What potential findings would suggest that the patient’s septic shock is worsening from the point of admission?
The norepinephrine concentration is 16 mg in 250 mL of normal saline (NS). Explain how the nurse should administer the medication. What nursing implications are related to the usage of a vasoactive medication?
Explain why the effectiveness of a vasoactive medication decreases as the septic shock worsens. What treatment should the nurse anticipate to be obtained to help the patient?
Explain the importance for nutritional support for this patient and which type of nutritional support should be provided?
2. Carlos Adams was involved in a motor vehicle accident and suffered blunt trauma to his abdomen. Upon presentation to the emergency department, his vital signs are as follows: temperature, 100.9°F; heart rate, 120 bpm; respiratory rate, 20 breaths/min; and blood pressure, 90/54 mm Hg. His abdomen is firm, with bruising around the umbilicus. He is alert and oriented, but complains of dizziness when changing positions.
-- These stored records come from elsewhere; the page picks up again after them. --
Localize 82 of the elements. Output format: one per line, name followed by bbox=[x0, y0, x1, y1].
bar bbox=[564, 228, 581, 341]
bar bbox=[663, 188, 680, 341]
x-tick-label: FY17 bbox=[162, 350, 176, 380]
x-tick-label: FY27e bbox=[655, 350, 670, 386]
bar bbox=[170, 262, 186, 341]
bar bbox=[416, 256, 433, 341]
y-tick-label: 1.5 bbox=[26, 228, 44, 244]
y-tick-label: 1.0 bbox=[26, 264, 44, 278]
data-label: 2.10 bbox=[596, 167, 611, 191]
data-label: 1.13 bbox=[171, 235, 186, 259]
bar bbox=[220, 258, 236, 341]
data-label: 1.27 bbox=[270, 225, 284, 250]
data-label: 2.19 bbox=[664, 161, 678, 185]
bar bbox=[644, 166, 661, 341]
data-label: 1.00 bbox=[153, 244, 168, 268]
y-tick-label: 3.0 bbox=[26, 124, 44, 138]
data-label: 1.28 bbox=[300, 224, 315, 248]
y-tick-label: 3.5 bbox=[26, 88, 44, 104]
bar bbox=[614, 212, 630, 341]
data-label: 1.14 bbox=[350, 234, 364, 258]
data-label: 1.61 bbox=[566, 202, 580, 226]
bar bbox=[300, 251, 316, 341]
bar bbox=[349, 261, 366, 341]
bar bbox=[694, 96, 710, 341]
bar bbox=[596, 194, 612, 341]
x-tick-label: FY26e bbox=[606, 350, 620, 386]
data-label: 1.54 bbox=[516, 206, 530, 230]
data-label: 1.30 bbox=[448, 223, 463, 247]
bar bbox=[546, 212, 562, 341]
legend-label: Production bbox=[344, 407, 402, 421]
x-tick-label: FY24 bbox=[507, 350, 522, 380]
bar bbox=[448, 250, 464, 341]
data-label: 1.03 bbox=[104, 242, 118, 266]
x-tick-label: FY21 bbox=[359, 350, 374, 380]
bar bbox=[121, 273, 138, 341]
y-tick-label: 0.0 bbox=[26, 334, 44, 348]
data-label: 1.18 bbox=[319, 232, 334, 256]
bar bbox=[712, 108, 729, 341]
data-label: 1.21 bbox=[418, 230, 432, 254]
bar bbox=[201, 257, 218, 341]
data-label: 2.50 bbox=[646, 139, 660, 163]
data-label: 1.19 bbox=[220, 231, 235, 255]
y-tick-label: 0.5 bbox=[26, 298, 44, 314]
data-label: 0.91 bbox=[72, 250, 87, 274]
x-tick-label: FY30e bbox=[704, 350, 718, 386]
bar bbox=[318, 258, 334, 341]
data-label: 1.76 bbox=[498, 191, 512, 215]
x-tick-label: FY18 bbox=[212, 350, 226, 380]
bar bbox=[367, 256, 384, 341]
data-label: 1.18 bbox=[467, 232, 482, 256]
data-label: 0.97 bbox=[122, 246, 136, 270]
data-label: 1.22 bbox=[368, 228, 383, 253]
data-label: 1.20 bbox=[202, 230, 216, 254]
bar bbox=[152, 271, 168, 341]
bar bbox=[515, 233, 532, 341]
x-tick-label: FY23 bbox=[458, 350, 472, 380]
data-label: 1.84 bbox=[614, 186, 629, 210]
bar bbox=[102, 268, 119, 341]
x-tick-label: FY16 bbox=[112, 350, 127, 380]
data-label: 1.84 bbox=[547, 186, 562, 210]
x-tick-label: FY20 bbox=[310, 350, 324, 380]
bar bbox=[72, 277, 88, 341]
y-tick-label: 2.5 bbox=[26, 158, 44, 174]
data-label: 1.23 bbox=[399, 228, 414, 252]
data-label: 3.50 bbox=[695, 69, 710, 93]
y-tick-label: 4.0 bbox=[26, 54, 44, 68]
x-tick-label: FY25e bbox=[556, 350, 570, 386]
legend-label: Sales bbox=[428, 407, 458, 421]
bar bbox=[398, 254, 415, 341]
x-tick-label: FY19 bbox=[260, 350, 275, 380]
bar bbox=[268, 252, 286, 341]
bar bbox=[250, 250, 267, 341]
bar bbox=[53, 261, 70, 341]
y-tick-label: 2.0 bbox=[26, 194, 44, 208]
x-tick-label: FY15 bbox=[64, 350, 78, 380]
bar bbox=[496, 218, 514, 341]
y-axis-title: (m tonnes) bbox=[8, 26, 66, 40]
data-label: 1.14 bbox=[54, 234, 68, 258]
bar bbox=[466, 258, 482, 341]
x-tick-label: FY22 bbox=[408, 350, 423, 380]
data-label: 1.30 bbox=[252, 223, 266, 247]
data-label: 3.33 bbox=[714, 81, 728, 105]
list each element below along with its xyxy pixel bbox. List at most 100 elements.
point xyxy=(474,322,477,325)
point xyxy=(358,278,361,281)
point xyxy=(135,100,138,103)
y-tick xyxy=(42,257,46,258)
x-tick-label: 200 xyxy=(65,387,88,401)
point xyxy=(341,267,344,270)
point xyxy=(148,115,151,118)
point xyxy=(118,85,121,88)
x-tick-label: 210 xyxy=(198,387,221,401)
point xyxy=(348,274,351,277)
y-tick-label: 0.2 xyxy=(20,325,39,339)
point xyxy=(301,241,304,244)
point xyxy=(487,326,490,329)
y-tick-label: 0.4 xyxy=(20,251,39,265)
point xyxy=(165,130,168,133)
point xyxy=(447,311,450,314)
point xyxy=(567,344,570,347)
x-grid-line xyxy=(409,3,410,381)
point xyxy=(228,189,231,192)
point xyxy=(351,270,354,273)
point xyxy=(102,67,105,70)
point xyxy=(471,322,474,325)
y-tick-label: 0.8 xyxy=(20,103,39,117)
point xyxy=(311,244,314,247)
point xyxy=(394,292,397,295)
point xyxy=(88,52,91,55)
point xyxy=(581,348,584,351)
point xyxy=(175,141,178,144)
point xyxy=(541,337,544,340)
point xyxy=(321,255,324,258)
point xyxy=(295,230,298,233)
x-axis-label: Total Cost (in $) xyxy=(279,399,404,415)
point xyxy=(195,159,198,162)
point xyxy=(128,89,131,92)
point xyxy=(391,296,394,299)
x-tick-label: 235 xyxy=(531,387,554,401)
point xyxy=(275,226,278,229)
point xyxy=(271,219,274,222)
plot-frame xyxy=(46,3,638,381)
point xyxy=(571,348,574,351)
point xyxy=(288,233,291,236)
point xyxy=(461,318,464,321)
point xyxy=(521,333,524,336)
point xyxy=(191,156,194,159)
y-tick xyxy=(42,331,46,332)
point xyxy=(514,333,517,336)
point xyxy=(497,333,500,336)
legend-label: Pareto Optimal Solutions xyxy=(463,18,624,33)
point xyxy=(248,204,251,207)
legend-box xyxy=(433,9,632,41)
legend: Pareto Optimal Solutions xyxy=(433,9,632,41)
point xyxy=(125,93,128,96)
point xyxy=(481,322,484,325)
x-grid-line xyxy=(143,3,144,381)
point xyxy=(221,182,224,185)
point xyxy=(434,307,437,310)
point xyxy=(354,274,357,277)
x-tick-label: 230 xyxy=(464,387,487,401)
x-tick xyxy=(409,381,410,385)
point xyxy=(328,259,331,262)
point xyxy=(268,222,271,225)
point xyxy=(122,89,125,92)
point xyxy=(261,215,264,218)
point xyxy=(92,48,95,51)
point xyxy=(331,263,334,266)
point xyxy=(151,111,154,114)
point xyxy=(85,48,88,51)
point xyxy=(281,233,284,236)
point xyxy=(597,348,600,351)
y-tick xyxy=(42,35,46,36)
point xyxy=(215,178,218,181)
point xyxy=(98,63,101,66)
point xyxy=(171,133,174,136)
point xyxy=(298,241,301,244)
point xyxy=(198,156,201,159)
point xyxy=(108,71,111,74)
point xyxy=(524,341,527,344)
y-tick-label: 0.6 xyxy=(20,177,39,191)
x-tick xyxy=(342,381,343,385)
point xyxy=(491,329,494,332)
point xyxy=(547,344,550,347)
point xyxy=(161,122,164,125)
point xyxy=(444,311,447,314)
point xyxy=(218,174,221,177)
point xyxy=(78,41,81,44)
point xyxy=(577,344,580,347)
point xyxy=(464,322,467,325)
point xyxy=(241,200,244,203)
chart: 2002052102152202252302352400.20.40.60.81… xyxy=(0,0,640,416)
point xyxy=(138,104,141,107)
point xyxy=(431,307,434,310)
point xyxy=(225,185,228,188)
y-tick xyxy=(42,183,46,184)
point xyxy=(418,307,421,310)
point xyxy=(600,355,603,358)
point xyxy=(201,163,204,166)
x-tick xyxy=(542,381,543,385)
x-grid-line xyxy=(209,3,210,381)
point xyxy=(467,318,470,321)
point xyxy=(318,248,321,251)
The patient is admitted for management of suspected hypovolemic shock.
The following orders are written for the patient:
Place two large-bore IVs and infuse 0.9% NS at 125 mL/hr/line
Obtain complete blood count, serum electrolytes
Oxygen at 2 L/min via nasal cannula
Type and cross for 4 units of blood
Flat plate of the abdomen STAT
(Learning Objectives 1, 4, and5)
Describe the pathophysiologic sequence of events seen with hypovolemic shock.
What are the major goals of medical management in this patient?
What is the rationale for placing two large-bore IVs?
What are advantages of using 0.9% NS in this patient?
What is the rationale for placing the patient in a modified Trendelenburg position?